В 1946-ом году лагерь был заменён на ссылку. Борис Раушенбах переведён под гласный надзор милиции, называемый спецкомендатурой. Ссыльные «не име¬ли права удаляться от предписанного места больше, чем на положенное число километров, уйдешь на километр дальше – двадцать лет каторги». Местом ссылки ему назначили Нижний Тагил. На работу Борис Викторович не устраивался, делал теоретические разработки для ин¬ститута Мстислава Келдыша. В 1948-ом году, по словам Раушенбаха, тот помог ему освободиться, и по воле случая он оказался снова в том же самом московском институте, откуда его забрали. Позже он скажет: «Келдыш был человеком, кото¬рый думал о Деле. Начальников в жизни у меня было толь¬ко два – Королёв и Келдыш, высоконравственные люди, вот что очень важно. Опять-таки, мне повезло».
Через год он защитил диссертацию на соискание учёной степени кандидата технических наук, в 1959-ом году стал доктором технических наук, а на следующий год – профессором.
Ещё в 1954 году Бориса Викторовича назначили начальником отдела НИИ-1 и научным руководителем по динамике полёта и управлению межконтинентальных ракет «Буран» и «Буря». С этого времени он посвятил себя новой тогда теории управления космическими аппаратами. А в 1959-ом году его отделом создана первая в мире бортовая система ориентации космических аппаратов для автоматической межпланетной станции «Луна-3», позволившая сделать фотографию обратной стороны Луны.
Последние годы жизни
Не прерывая связь с космической тематикой, академик продолжал научную работу и подготовку кадров для этой отрасли, читал лекции в Международной академии астронавтики. Кроме научно-педагогической деятельности, Б.В. Раушенбах вёл исследовательскую и литературную работу.

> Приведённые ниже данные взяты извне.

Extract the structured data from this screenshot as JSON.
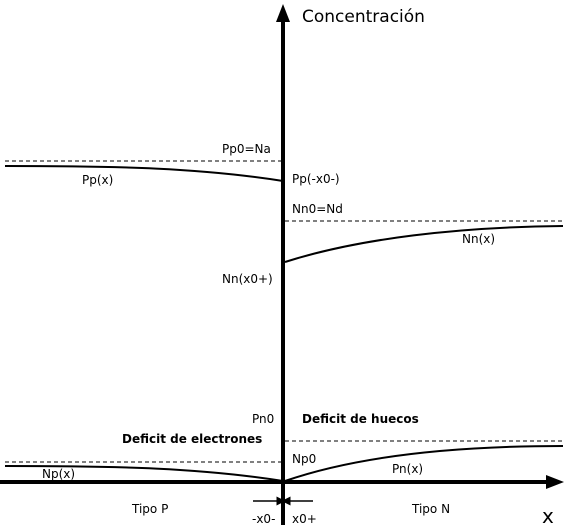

Его вклад в науку бесценен. Об этом говорят звания и награды. Борис Викторович Раушенбах, один из создателей ракетно-космической техники, за выполнение важнейших государственных заданий удостоен Ленинской премии (1960), награждён орденом Ленина за подготовку и осуществление полёта Юрия Гагарина (1961), получил звание Героя Социалистического Труда за вклад в развитие высшей школы страны. В 1986-ом году ему присуждена премия имени академика Б.Н. Петрова, а в 1994-ом – премия имени промышленников Демидовых. В 2011 году Международным союзом немецкой культуры учреждён грант в области науки имени Бориса Раушенбаха.
В последние десятилетия жизни, исследуя картины Средневековья, а особенно – иконы, с точки зрения перспективы, Борис Викторович обратил внимание на их философско-мировоззренческое содержание и стал изучать богословие. Поражаясь глубинному религиозному и эстетическому смыслу иконы Андрея Рублёва «Троица Ветхозаветная», он задумался над ранее непонятным ему богословским догматом триединства и нашёл ему математическое объяснение. На эту тему и ещё о многом другом – его книги по теории перспективы «Пространственные построения в древнерусской живописи» (1975) и «Пространственные построения в живописи» (1980). За три года до кончины Борис Викторович присоединился к Русской Православной Церкви. 30 марта 2001 года в Николо-Кузнецком храме Москвы состоялось отпевание новопреставленного раба Божьего Бориса, скончавшегося в возрасте 86 лет. Могила Бориса Викторовича находится в Москве на Новодевичьем кладбище.
Незадолго до смерти, увидела свет его книга «Постскриптум». В ней дана широкая панорама событий ушедшего XX века, сопровождаемая размышлениями автора о времени и о себе. Слова учёного в конце этой книги оказали на меня неизгладимое впечатление. Они звучат предупреждением: «… я далеко не уверен, что человечество вообще сохранится еще сто лет. Оно упрямо идёт к той грани, где возможность самоуничтожения становится реальной и вероятна даже по ошибке. И я не очень верю в то, что человечество еще может спохватиться и отыграть назад...». Но очень хочется верить, что этот пессимистичный прогноз Раушенбаха не сбудется, не реализуется, что люди планеты Земля найдут дорогу для мирного сотрудничества, уводящую от беды.